MSF called Israel’s move as ‘outrageous’ and a form of ‘collective punishment’ [Getty/file photo]
The Doctors Without Borders (MSF) medical charity claimed on Wednesday that Israel had “instrumentalised humanitarian needs” in Gaza, with its decision to halt aid and cut electricity into the Palestinian territory.
“Israeli authorities are yet again normalising the use of aid as a negotiation tool,” MSF emergency coordinator Myriam Laaroussi said in a statement.
“This is outrageous. Humanitarian aid should never be used as a bargaining chip in war.”
Israel halted aid deliveries to war-torn Gaza after a deadlock over a fragile ceasefire, which since January 19 has reduced hostilities after more than 15 months of relentless fighting.
And ahead of a current round of talks in Doha, Israel on Sunday halted the supply of electricity to the territory’s only desalination plant, in a move Hamas condemned as “cheap and unacceptable blackmail”.
Describing the move as “collective punishment”, MSF demanded that Israel “end this inhumane blockade of the Strip”.

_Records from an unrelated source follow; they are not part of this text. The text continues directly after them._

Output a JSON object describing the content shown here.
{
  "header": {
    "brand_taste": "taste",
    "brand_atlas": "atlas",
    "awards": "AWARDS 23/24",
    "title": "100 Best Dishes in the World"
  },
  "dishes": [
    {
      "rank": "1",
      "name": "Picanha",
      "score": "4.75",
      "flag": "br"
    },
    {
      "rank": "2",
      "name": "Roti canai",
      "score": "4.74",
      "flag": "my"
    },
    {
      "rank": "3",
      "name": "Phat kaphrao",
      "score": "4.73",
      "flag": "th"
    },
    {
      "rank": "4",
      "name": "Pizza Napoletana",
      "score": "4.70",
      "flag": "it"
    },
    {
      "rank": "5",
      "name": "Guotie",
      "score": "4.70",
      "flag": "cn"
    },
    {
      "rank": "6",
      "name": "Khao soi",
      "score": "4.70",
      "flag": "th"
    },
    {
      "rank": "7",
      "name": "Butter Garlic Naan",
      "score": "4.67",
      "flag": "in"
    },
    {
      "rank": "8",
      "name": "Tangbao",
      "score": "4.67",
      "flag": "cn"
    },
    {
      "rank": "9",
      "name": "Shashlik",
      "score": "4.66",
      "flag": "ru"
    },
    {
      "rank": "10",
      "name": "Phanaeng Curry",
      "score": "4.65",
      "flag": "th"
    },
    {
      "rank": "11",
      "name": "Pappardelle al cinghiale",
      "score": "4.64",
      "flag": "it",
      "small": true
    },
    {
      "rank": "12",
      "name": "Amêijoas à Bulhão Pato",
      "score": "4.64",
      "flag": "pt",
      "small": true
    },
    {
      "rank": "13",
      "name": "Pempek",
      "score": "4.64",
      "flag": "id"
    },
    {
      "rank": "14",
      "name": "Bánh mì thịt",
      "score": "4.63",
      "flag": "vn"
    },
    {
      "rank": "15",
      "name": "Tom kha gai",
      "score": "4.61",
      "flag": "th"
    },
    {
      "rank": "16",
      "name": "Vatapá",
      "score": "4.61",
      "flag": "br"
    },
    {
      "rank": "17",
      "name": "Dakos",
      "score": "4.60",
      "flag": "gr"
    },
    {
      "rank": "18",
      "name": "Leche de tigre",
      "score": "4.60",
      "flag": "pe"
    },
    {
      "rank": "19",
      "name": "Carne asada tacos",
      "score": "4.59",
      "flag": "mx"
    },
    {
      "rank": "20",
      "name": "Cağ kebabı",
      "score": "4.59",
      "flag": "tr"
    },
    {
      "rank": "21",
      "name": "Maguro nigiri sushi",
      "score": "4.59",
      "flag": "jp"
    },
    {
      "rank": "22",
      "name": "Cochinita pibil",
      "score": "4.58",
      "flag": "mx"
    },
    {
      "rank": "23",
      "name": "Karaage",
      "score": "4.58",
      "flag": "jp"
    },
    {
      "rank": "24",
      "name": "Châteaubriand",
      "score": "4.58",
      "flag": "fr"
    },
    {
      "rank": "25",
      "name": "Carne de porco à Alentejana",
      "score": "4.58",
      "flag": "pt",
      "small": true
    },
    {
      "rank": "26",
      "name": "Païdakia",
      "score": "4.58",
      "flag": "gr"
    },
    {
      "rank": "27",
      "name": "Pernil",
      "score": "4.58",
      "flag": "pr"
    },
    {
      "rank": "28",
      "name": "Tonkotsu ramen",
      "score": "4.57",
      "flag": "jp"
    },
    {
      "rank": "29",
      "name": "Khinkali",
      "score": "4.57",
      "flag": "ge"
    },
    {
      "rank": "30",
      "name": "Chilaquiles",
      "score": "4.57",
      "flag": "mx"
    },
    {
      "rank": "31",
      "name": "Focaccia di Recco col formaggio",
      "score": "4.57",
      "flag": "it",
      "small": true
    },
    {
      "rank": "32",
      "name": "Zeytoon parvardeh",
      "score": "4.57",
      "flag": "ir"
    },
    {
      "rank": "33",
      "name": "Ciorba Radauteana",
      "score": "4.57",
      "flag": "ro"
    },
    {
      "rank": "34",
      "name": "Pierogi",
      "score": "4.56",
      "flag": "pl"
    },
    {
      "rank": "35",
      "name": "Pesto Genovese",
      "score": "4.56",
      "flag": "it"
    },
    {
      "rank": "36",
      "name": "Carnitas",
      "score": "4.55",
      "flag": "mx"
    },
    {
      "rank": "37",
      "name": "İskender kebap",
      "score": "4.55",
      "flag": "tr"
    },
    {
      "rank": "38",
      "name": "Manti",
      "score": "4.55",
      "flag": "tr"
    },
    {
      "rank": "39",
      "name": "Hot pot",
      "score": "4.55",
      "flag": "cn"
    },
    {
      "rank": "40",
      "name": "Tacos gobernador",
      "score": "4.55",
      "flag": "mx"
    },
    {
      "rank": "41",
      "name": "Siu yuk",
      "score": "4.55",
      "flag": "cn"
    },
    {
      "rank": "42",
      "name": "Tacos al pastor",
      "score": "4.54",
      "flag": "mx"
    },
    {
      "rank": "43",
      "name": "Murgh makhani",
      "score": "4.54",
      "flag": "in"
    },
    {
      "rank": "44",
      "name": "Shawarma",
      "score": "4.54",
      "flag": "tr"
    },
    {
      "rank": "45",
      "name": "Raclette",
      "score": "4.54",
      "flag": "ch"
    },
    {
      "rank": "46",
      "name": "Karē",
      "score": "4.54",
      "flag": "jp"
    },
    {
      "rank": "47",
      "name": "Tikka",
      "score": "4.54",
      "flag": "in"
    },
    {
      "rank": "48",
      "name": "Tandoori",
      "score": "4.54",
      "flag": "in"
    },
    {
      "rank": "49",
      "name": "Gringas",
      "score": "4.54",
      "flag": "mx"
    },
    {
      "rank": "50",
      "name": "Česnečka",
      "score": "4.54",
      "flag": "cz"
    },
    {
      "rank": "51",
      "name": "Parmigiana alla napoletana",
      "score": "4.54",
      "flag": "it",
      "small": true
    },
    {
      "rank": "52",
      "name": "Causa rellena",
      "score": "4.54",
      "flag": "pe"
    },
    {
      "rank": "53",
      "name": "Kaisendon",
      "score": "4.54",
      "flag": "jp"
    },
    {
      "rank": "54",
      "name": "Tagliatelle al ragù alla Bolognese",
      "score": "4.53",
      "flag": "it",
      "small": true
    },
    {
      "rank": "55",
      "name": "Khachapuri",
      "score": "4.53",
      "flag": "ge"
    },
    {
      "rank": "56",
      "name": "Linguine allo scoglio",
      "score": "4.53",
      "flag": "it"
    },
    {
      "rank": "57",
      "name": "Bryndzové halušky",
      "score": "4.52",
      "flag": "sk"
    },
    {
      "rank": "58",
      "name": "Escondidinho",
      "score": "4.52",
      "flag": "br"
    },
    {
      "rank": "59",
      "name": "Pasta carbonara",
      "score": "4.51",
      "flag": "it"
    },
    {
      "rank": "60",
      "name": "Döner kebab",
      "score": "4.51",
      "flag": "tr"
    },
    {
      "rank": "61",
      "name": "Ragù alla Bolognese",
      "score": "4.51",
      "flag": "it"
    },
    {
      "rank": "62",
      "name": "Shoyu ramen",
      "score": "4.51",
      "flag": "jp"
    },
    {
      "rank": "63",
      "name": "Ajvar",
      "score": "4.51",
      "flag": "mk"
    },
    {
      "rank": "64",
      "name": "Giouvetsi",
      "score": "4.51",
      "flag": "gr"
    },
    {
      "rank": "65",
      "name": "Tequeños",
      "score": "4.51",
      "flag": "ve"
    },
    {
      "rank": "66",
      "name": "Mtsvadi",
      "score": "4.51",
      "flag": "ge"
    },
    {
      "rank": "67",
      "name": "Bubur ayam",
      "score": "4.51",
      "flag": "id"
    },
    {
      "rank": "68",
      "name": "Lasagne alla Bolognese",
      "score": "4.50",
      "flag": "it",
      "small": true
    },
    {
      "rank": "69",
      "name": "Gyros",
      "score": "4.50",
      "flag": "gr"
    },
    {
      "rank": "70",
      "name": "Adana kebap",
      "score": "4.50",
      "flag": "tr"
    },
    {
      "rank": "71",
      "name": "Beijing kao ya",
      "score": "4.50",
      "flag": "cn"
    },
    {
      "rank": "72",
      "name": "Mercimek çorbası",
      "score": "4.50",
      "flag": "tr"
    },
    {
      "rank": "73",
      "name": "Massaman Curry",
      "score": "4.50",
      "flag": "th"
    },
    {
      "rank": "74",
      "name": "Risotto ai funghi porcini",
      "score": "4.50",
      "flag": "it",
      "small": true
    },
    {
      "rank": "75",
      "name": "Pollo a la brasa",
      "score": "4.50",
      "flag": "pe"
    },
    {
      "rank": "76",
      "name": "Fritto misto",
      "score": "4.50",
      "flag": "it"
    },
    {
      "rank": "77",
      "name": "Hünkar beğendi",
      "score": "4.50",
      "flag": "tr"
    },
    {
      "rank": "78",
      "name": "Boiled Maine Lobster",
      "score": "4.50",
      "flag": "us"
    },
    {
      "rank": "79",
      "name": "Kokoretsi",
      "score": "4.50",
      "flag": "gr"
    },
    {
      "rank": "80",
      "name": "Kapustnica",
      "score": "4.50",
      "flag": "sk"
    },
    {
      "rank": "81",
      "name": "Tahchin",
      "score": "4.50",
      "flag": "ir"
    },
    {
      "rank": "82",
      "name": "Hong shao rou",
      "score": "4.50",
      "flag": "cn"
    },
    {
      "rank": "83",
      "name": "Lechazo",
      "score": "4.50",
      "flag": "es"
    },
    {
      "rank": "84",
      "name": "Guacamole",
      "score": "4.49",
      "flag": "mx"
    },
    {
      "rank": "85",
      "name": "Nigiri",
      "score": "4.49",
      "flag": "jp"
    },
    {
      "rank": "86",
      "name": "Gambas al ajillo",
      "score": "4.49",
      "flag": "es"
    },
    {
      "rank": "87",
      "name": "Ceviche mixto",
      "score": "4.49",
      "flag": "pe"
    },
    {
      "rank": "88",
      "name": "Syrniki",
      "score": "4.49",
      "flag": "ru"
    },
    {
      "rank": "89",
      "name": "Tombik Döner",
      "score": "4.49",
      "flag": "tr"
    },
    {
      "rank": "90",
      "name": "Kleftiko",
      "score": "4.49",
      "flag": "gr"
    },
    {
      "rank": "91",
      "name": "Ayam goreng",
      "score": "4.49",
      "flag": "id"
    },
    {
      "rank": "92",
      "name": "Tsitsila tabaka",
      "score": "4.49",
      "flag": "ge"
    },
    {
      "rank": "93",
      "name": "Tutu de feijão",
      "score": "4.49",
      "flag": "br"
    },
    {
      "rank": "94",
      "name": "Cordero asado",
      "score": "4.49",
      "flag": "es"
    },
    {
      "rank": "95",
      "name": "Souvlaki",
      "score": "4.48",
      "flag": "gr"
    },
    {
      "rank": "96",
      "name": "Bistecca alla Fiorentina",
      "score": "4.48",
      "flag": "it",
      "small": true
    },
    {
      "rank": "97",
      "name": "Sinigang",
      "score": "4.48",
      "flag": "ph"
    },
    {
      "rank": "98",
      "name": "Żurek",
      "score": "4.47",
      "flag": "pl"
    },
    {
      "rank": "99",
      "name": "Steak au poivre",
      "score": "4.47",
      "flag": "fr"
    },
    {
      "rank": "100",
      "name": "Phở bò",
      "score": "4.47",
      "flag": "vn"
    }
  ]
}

It warned that with the suspension of electricity supply, the water desalination plant in Khan Younis in the south of the territory had already run out of fuel.
“The plant has dropped its production from 17 million to 2.5 million litres per day,” its statement said.
“This decision to cut electricity will gradually severely impact the public water supply” to Gaza’s some 2.4 million people, who are already caught in a dire humanitarian crisis, it said.
“The blockade on all supplies is inevitably hurting hundreds of thousands of people and is having deadly consequences,” Laaroussi said.
MSF said its last delivery into Gaza had taken place on February 27, when it sent in three trucks carrying mostly medical supplies.
It warned that even before the blockade, people on the ground were facing critical shortages.
“Although more trucks have entered during the ceasefire, the Israel authorities’ goods entry system, systematically used to obstruct humanitarian aid, has made it impossible for us to scale-up properly, even before this blockade,” Laaroussi said.
The system has consistently obstructed and restricted “the entry of lifesaving supplies including scalpels, scissors, oxygen concentrators, desalination units, and generators”, MSF said.
“Even when approved, the process takes a long time and continues to be a complex bureaucratic impediment.”